Ramadan is also a time for Muslims to spend less time on the negatives in their life and instead focus on reflection and introspection to improve themselves.

“I’m easily distracted by everything else that’s going on in my life,” communications senior Manha Chowdhury said. “I rarely take the time to stop and think about things that I need to improve on for myself, and once (I) start fasting, it brings a big sense of clarity. On the outside, it looks like we’re just fasting, but there’s a lot more that comes with it internally.” 

During Ramadan, practicing Muslims attend their local mosques anywhere from once a week to every day. Some, like Khan, also volunteer there to get in touch with their community and feel closer to Allah.

“I volunteer at my mosque every year, and I’ve been doing it for a while now,” Khan said. “I serve people food, then I break my fast, I pray, and I see a bunch of my friends from my childhood, … and it feels rewarding.”

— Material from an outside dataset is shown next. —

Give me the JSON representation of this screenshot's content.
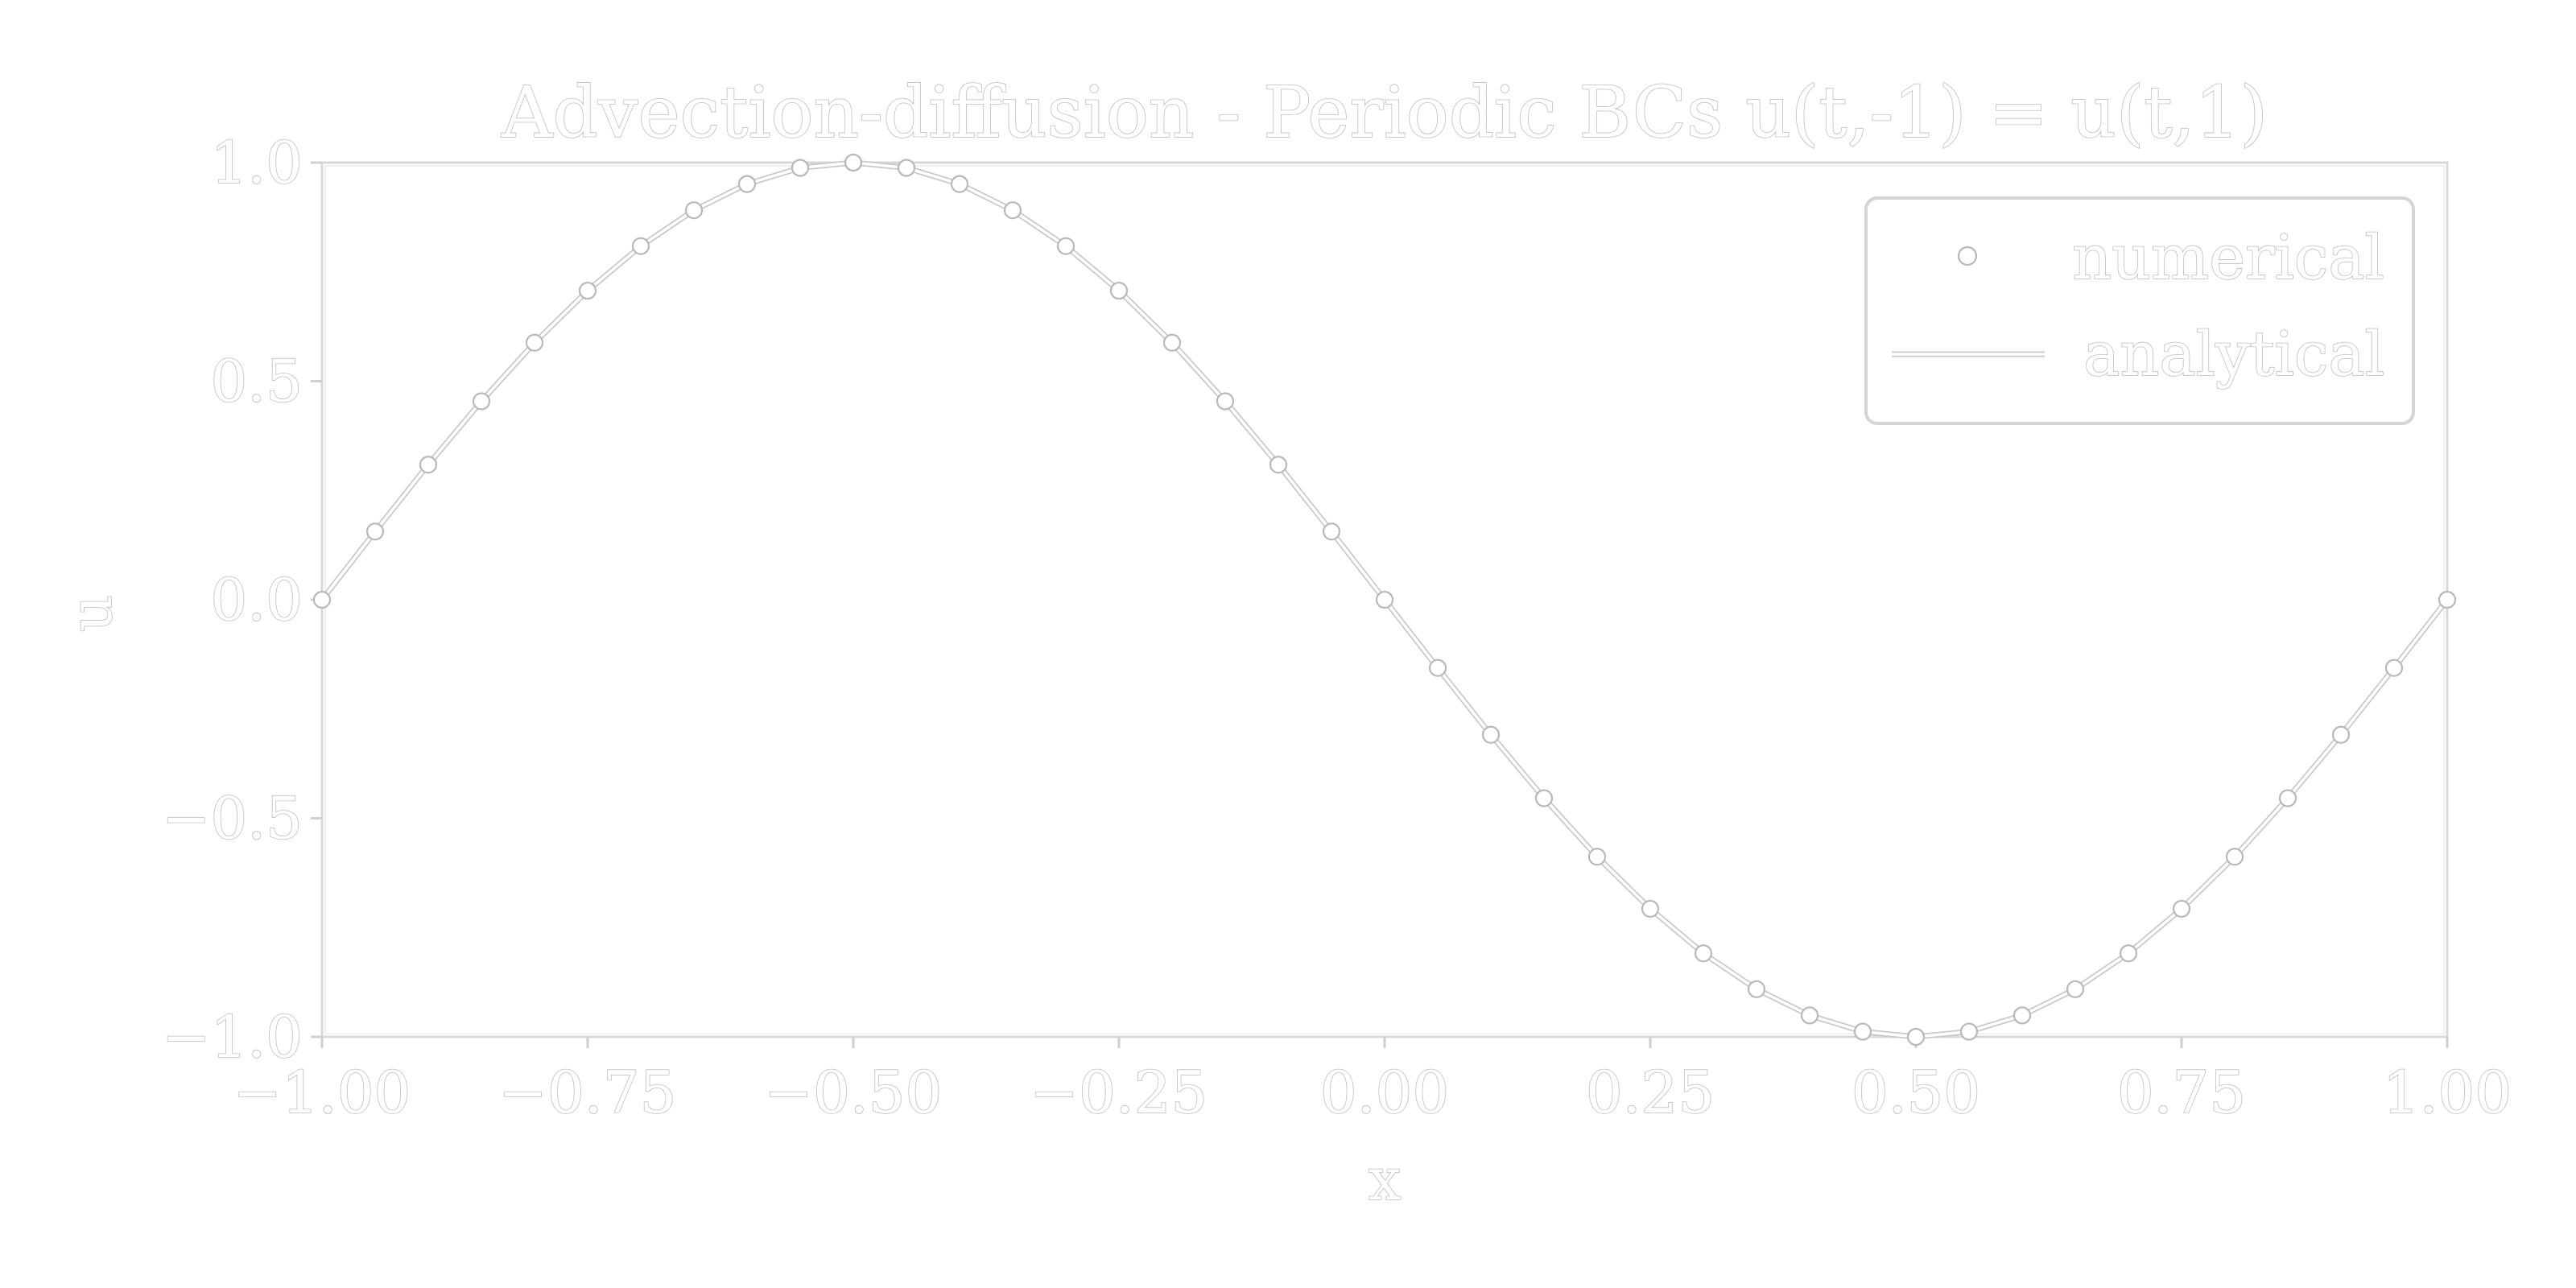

According to data collected in January from The Muse’s casual survey of 865 students conducted through English classes, 1% of the school’s population identify as Muslim, causing Muslim students to find community outside of school, so they have people their age they can relate to regarding their faith.

“I have specific friends that I met through going (to my mosque) and our own little volunteer group,” Khan said. “It’s nice because we see each other every day even though for the rest of the year, we don’t. It’s a nice sense of community because we can talk about religious things because sometimes at school it’s hard to find people who share those thoughts with me.”